The Journal des Occupés, when it came, spoke of villages we knew. At night it was not unusual for the distant boom of the guns to cause faint ripples in the glasses on our tables. It was some days before I realized that the missing sound was that of birdsong. We had received word that all girls from the age of sixteen and all boys from fifteen would now be required to work for the Germans, pulling sugar beet or tending potatoes, or sent further afield to work in factories. With Aurélien only months from his fifteenth birthday, Hélène and I became increasingly tense. Rumours were rife as to what happened to the young, with stories of girls billeted with gangs of criminal men or, worse, instructed to ‘entertain’ German soldiers. Boys were starved or beaten, moved around constantly so that they remained disoriented and obedient. Despite our ages Hélène and I were exempt, we were informed, because we were considered ‘essential to German welfare’ at the hotel. That alone would be enough to stir resentment among the rest of our village when it became known.
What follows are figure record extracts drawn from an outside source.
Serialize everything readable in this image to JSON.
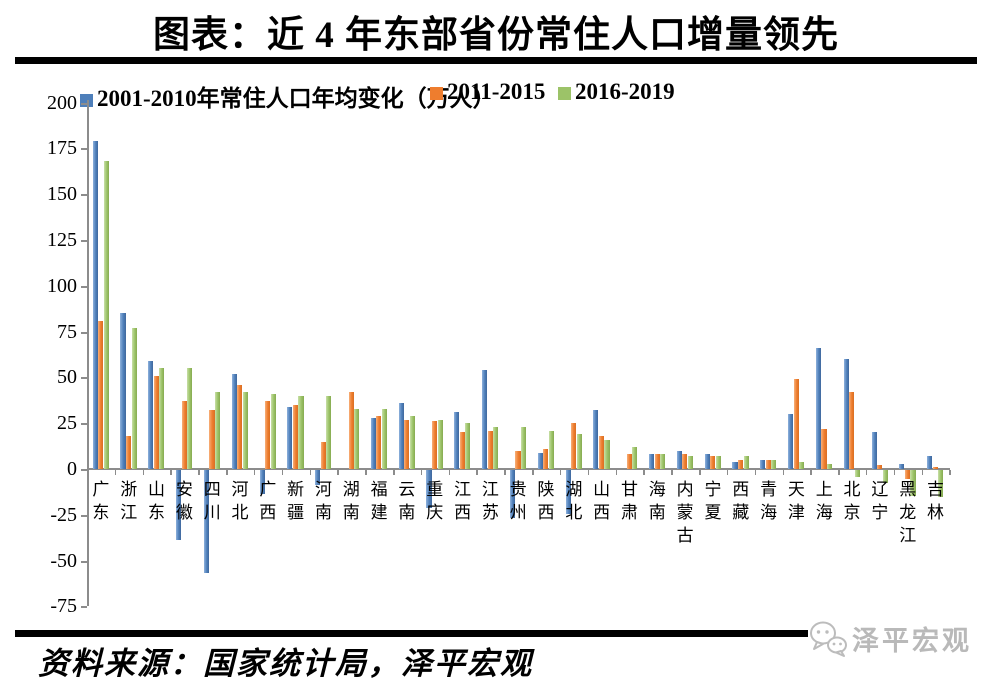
{
  "title": "图表：近 4 年东部省份常住人口增量领先",
  "source_note": "资料来源：国家统计局，泽平宏观",
  "watermark": {
    "label": "泽平宏观",
    "icon": "chat-bubbles-icon"
  },
  "chart_data": {
    "type": "bar",
    "title": "图表：近 4 年东部省份常住人口增量领先",
    "unit": "万人",
    "categories": [
      "广东",
      "浙江",
      "山东",
      "安徽",
      "四川",
      "河北",
      "广西",
      "新疆",
      "河南",
      "湖南",
      "福建",
      "云南",
      "重庆",
      "江西",
      "江苏",
      "贵州",
      "陕西",
      "湖北",
      "山西",
      "甘肃",
      "海南",
      "内蒙古",
      "宁夏",
      "西藏",
      "青海",
      "天津",
      "上海",
      "北京",
      "辽宁",
      "黑龙江",
      "吉林"
    ],
    "series": [
      {
        "name": "2001-2010年常住人口年均变化（万人）",
        "color": "#4e7fba",
        "values": [
          179,
          85,
          59,
          -38,
          -56,
          52,
          -13,
          34,
          -8,
          0,
          28,
          36,
          -21,
          31,
          54,
          -26,
          9,
          -24,
          32,
          0,
          8,
          10,
          8,
          4,
          5,
          30,
          66,
          60,
          20,
          3,
          7
        ]
      },
      {
        "name": "2011-2015",
        "color": "#ee7d2e",
        "values": [
          81,
          18,
          51,
          37,
          32,
          46,
          37,
          35,
          15,
          42,
          29,
          27,
          26,
          20,
          21,
          10,
          11,
          25,
          18,
          8,
          8,
          8,
          7,
          5,
          5,
          49,
          22,
          42,
          2,
          -5,
          1
        ]
      },
      {
        "name": "2016-2019",
        "color": "#9cc368",
        "values": [
          168,
          77,
          55,
          55,
          42,
          42,
          41,
          40,
          40,
          33,
          33,
          29,
          27,
          25,
          23,
          23,
          21,
          19,
          16,
          12,
          8,
          7,
          7,
          7,
          5,
          4,
          3,
          -4,
          -7,
          -14,
          -15
        ]
      }
    ],
    "ylim": [
      -75,
      200
    ],
    "yticks": [
      200,
      175,
      150,
      125,
      100,
      75,
      50,
      25,
      0,
      -25,
      -50,
      -75
    ],
    "xlabel": "",
    "ylabel": "",
    "grid": false,
    "legend_position": "top"
  }
}
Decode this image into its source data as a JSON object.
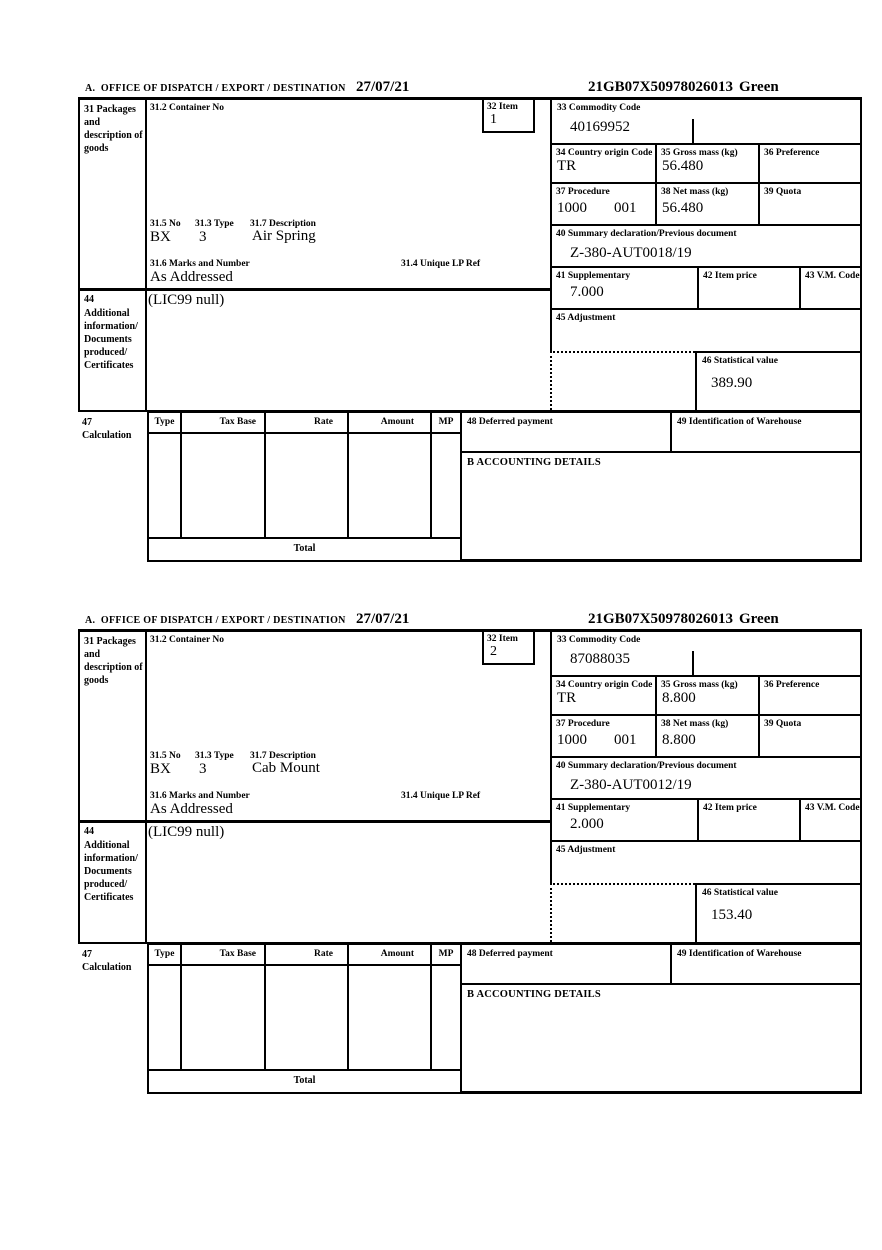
{
  "labels": {
    "office": "A.  OFFICE OF DISPATCH / EXPORT / DESTINATION",
    "box31": "31 Packages and description of goods",
    "box31_2": "31.2 Container No",
    "box32": "32 Item",
    "box33": "33 Commodity Code",
    "box34": "34 Country origin Code",
    "box35": "35 Gross mass (kg)",
    "box36": "36 Preference",
    "box37": "37 Procedure",
    "box38": "38 Net mass (kg)",
    "box39": "39 Quota",
    "box40": "40 Summary declaration/Previous document",
    "box41": "41 Supplementary",
    "box42": "42 Item price",
    "box43": "43 V.M. Code",
    "box31_5": "31.5 No",
    "box31_3": "31.3 Type",
    "box31_7": "31.7 Description",
    "box31_6": "31.6 Marks and Number",
    "box31_4": "31.4 Unique LP Ref",
    "box44_no": "44",
    "box44_text": "Additional information/ Documents produced/ Certificates",
    "box45": "45 Adjustment",
    "box46": "46 Statistical value",
    "box47": "47 Calculation",
    "box48": "48 Deferred payment",
    "box49": "49 Identification of Warehouse",
    "boxB": "B ACCOUNTING DETAILS",
    "calc_type": "Type",
    "calc_tax_base": "Tax Base",
    "calc_rate": "Rate",
    "calc_amount": "Amount",
    "calc_mp": "MP",
    "calc_total": "Total"
  },
  "forms": [
    {
      "date": "27/07/21",
      "mrn": "21GB07X50978026013",
      "routing": "Green",
      "item_no": "1",
      "commodity_code": "40169952",
      "country_origin_code": "TR",
      "gross_mass_kg": "56.480",
      "procedure": "1000",
      "procedure_part2": "001",
      "net_mass_kg": "56.480",
      "summary_declaration": "Z-380-AUT0018/19",
      "supplementary": "7.000",
      "package_no": "BX",
      "package_type": "3",
      "description": "Air Spring",
      "marks_and_number": "As Addressed",
      "additional_information": "(LIC99 null)",
      "statistical_value": "389.90"
    },
    {
      "date": "27/07/21",
      "mrn": "21GB07X50978026013",
      "routing": "Green",
      "item_no": "2",
      "commodity_code": "87088035",
      "country_origin_code": "TR",
      "gross_mass_kg": "8.800",
      "procedure": "1000",
      "procedure_part2": "001",
      "net_mass_kg": "8.800",
      "summary_declaration": "Z-380-AUT0012/19",
      "supplementary": "2.000",
      "package_no": "BX",
      "package_type": "3",
      "description": "Cab Mount",
      "marks_and_number": "As Addressed",
      "additional_information": "(LIC99 null)",
      "statistical_value": "153.40"
    }
  ]
}
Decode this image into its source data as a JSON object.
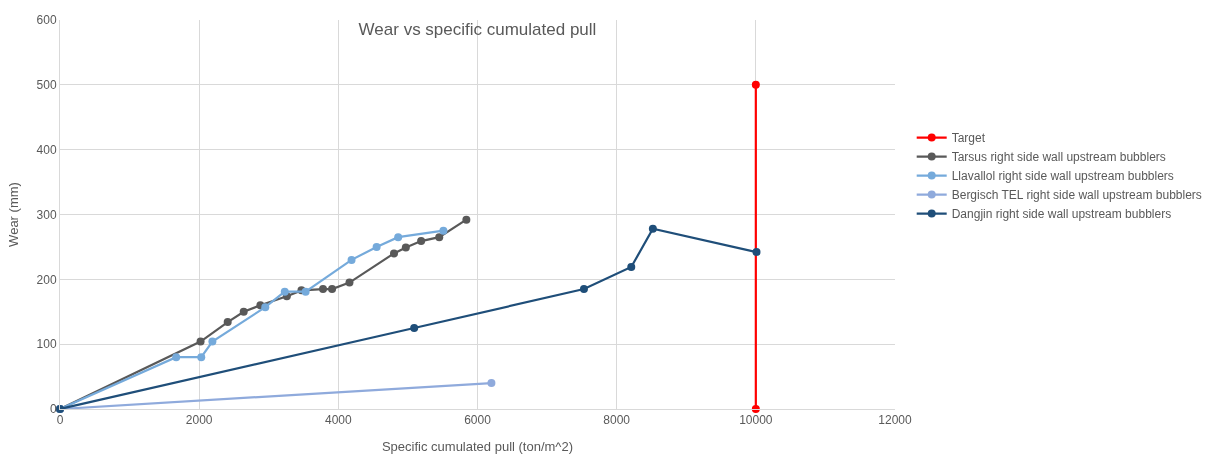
{
  "chart_data": {
    "type": "line",
    "title": "Wear vs specific cumulated pull",
    "xlabel": "Specific cumulated pull (ton/m^2)",
    "ylabel": "Wear (mm)",
    "xlim": [
      0,
      12000
    ],
    "xticks": [
      0,
      2000,
      4000,
      6000,
      8000,
      10000,
      12000
    ],
    "ylim": [
      0,
      600
    ],
    "yticks": [
      0,
      100,
      200,
      300,
      400,
      500,
      600
    ],
    "grid": true,
    "legend": "right",
    "marker": "circle",
    "line_style": "solid",
    "series": [
      {
        "name": "Target",
        "color": "#ff0000",
        "x": [
          10000,
          10000
        ],
        "values": [
          0,
          500
        ]
      },
      {
        "name": "Tarsus right side wall upstream bubblers",
        "color": "#595959",
        "x": [
          0,
          2020,
          2410,
          2640,
          2880,
          3260,
          3470,
          3780,
          3910,
          4160,
          4800,
          4970,
          5190,
          5450,
          5840
        ],
        "values": [
          0,
          104,
          134,
          150,
          160,
          174,
          183,
          185,
          185,
          195,
          240,
          249,
          259,
          265,
          292
        ]
      },
      {
        "name": "Llavallol right side wall upstream bubblers",
        "color": "#75aadb",
        "x": [
          0,
          1670,
          2030,
          2190,
          2950,
          3230,
          3530,
          4190,
          4550,
          4860,
          5510
        ],
        "values": [
          0,
          80,
          80,
          104,
          157,
          181,
          181,
          230,
          250,
          265,
          275
        ]
      },
      {
        "name": "Bergisch TEL right side wall upstream bubblers",
        "color": "#8faadc",
        "x": [
          0,
          6200
        ],
        "values": [
          0,
          40
        ]
      },
      {
        "name": "Dangjin right side wall upstream bubblers",
        "color": "#1f4e79",
        "x": [
          0,
          5090,
          7530,
          8210,
          8520,
          10010
        ],
        "values": [
          0,
          125,
          185,
          219,
          278,
          242
        ]
      }
    ]
  }
}
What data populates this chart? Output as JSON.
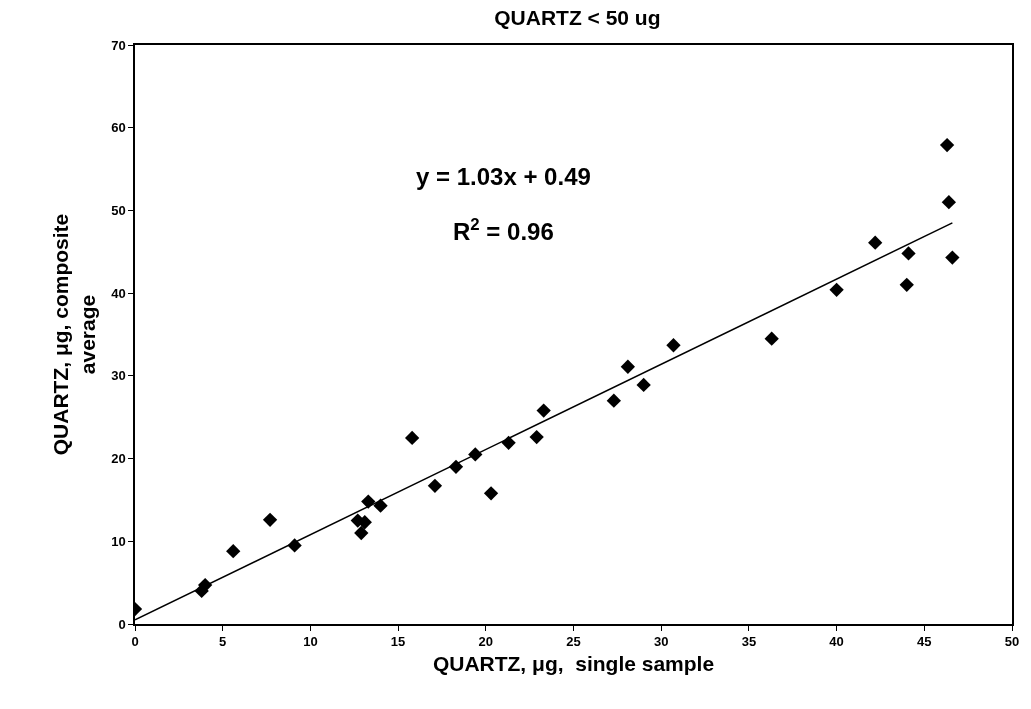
{
  "chart_data": {
    "type": "scatter",
    "title": "QUARTZ < 50 ug",
    "xlabel": "QUARTZ, μg,  single sample",
    "ylabel": "QUARTZ, μg, composite\naverage",
    "series": [
      {
        "color": "#000000",
        "marker": "diamond",
        "x": [
          0,
          3.8,
          4,
          5.6,
          7.7,
          9.1,
          12.7,
          12.9,
          13.1,
          13.3,
          14,
          15.8,
          17.1,
          18.3,
          19.4,
          20.3,
          21.3,
          22.9,
          23.3,
          27.3,
          28.1,
          29,
          30.7,
          36.3,
          40,
          42.2,
          44,
          44.1,
          46.3,
          46.4,
          46.6
        ],
        "values": [
          1.8,
          4,
          4.7,
          8.8,
          12.6,
          9.5,
          12.5,
          11,
          12.3,
          14.8,
          14.3,
          22.5,
          16.7,
          19,
          20.5,
          15.8,
          21.9,
          22.6,
          25.8,
          27,
          31.1,
          28.9,
          33.7,
          34.5,
          40.4,
          46.1,
          41,
          44.8,
          57.9,
          51,
          44.3
        ]
      },
      {
        "type": "line",
        "color": "#000000",
        "marker": "none",
        "line_style": "solid",
        "x": [
          0,
          46.6
        ],
        "values": [
          0.5,
          48.5
        ]
      }
    ],
    "annotations": [
      "y = 1.03x + 0.49",
      "R$^{2}$ = 0.96"
    ],
    "xlim": [
      0,
      50
    ],
    "xticks": [
      0,
      5,
      10,
      15,
      20,
      25,
      30,
      35,
      40,
      45,
      50
    ],
    "ylim": [
      0,
      70
    ],
    "yticks": [
      0,
      10,
      20,
      30,
      40,
      50,
      60,
      70
    ]
  }
}
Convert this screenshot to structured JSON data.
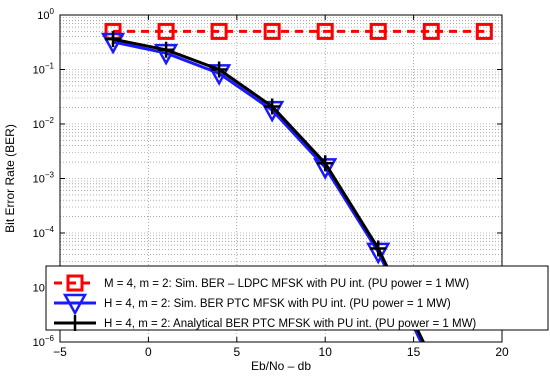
{
  "chart_data": {
    "type": "line",
    "title": "",
    "xlabel": "Eb/No – db",
    "ylabel": "Bit Error Rate (BER)",
    "x_axis": {
      "range": [
        -5,
        20
      ],
      "ticks": [
        -5,
        0,
        5,
        10,
        15,
        20
      ],
      "tick_labels": [
        "−5",
        "0",
        "5",
        "10",
        "15",
        "20"
      ]
    },
    "y_axis": {
      "scale": "log",
      "range": [
        1e-06,
        1
      ],
      "ticks": [
        1e-06,
        1e-05,
        0.0001,
        0.001,
        0.01,
        0.1,
        1
      ],
      "tick_exponents": [
        "−6",
        "−5",
        "−4",
        "−3",
        "−2",
        "−1",
        "0"
      ]
    },
    "grid": true,
    "legend_placement": "bottom",
    "series": [
      {
        "name": "M = 4, m = 2: Sim. BER – LDPC MFSK with PU int. (PU power  = 1 MW)",
        "color": "#ff0000",
        "line_style": "dashed",
        "marker": "square",
        "x": [
          -2,
          1,
          4,
          7,
          10,
          13,
          16,
          19
        ],
        "y": [
          0.5,
          0.5,
          0.5,
          0.5,
          0.5,
          0.5,
          0.5,
          0.5
        ]
      },
      {
        "name": "H = 4, m = 2: Sim. BER PTC MFSK with PU int. (PU power = 1 MW)",
        "color": "#1a1aff",
        "line_style": "solid",
        "marker": "triangle-down",
        "x": [
          -2,
          1,
          4,
          7,
          10,
          13,
          16
        ],
        "y": [
          0.32,
          0.2,
          0.085,
          0.018,
          0.0016,
          4.5e-05,
          4e-07
        ]
      },
      {
        "name": "H = 4, m = 2: Analytical BER PTC MFSK with PU int. (PU power = 1 MW)",
        "color": "#000000",
        "line_style": "solid",
        "marker": "plus",
        "x": [
          -2,
          1,
          4,
          7,
          10,
          13,
          16
        ],
        "y": [
          0.36,
          0.23,
          0.1,
          0.021,
          0.0019,
          5.2e-05,
          5e-07
        ]
      }
    ]
  }
}
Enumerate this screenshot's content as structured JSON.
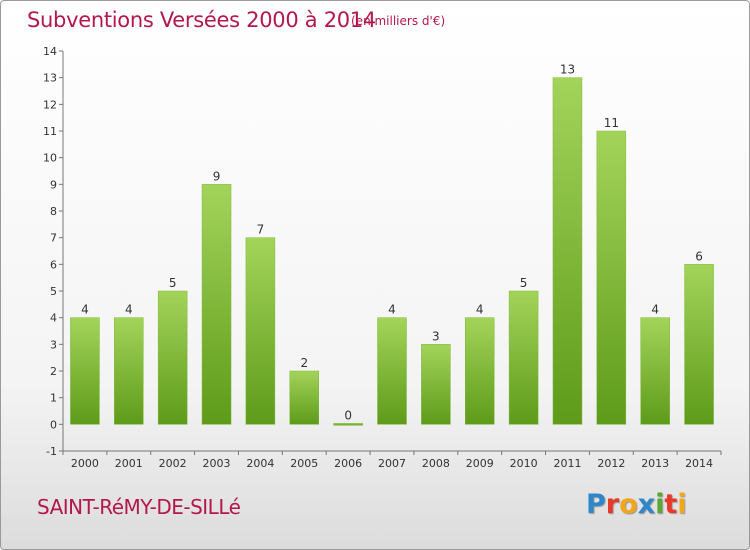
{
  "header": {
    "title": "Subventions Versées 2000 à 2014",
    "subtitle": "(en milliers d'€)"
  },
  "footer": {
    "commune": "SAINT-RéMY-DE-SILLé",
    "logo_letters": [
      {
        "ch": "P",
        "color": "#2f86c9"
      },
      {
        "ch": "r",
        "color": "#e8382b"
      },
      {
        "ch": "o",
        "color": "#f3a51c"
      },
      {
        "ch": "x",
        "color": "#2f86c9"
      },
      {
        "ch": "i",
        "color": "#5aa832"
      },
      {
        "ch": "t",
        "color": "#e8382b"
      },
      {
        "ch": "i",
        "color": "#f3a51c"
      }
    ]
  },
  "chart_data": {
    "type": "bar",
    "title": "Subventions Versées 2000 à 2014",
    "subtitle": "(en milliers d'€)",
    "categories": [
      "2000",
      "2001",
      "2002",
      "2003",
      "2004",
      "2005",
      "2006",
      "2007",
      "2008",
      "2009",
      "2010",
      "2011",
      "2012",
      "2013",
      "2014"
    ],
    "values": [
      4,
      4,
      5,
      9,
      7,
      2,
      0,
      4,
      3,
      4,
      5,
      13,
      11,
      4,
      6
    ],
    "ylim": [
      -1,
      14
    ],
    "yticks": [
      "-1",
      "0",
      "1",
      "2",
      "3",
      "4",
      "5",
      "6",
      "7",
      "8",
      "9",
      "10",
      "11",
      "12",
      "13",
      "14"
    ],
    "grid": false,
    "legend": "none",
    "bar_color_light": "#a3d45a",
    "bar_color_dark": "#5e9b1a",
    "axis_color": "#777777",
    "label_color": "#333333"
  }
}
There was something else. It was a subtle change, but I was conscious of it. Fewer people were coming to Le Coq Rouge in the daytime. From our usual twenty-odd faces, we were down to around eight. At first I thought the cold was keeping people indoors. Then I became worried, and called on old René to see if he was ill. But he met me at the door and said gruffly that he preferred to stay at home. He did not look at me as he spoke. The same happened when I went to call on Madame Foubert and the wife of the mayor. I was left feeling strangely unbalanced. I told myself that it was all in my imagination, but one lunchtime I happened to walk past Le Bar Blanc on my way to the pharmacy, and saw René and Madame Foubert sitting inside at a table, playing draughts. I was convinced my eyes had deceived me. When it became clear that they hadn’t, I put my head down and hurried past.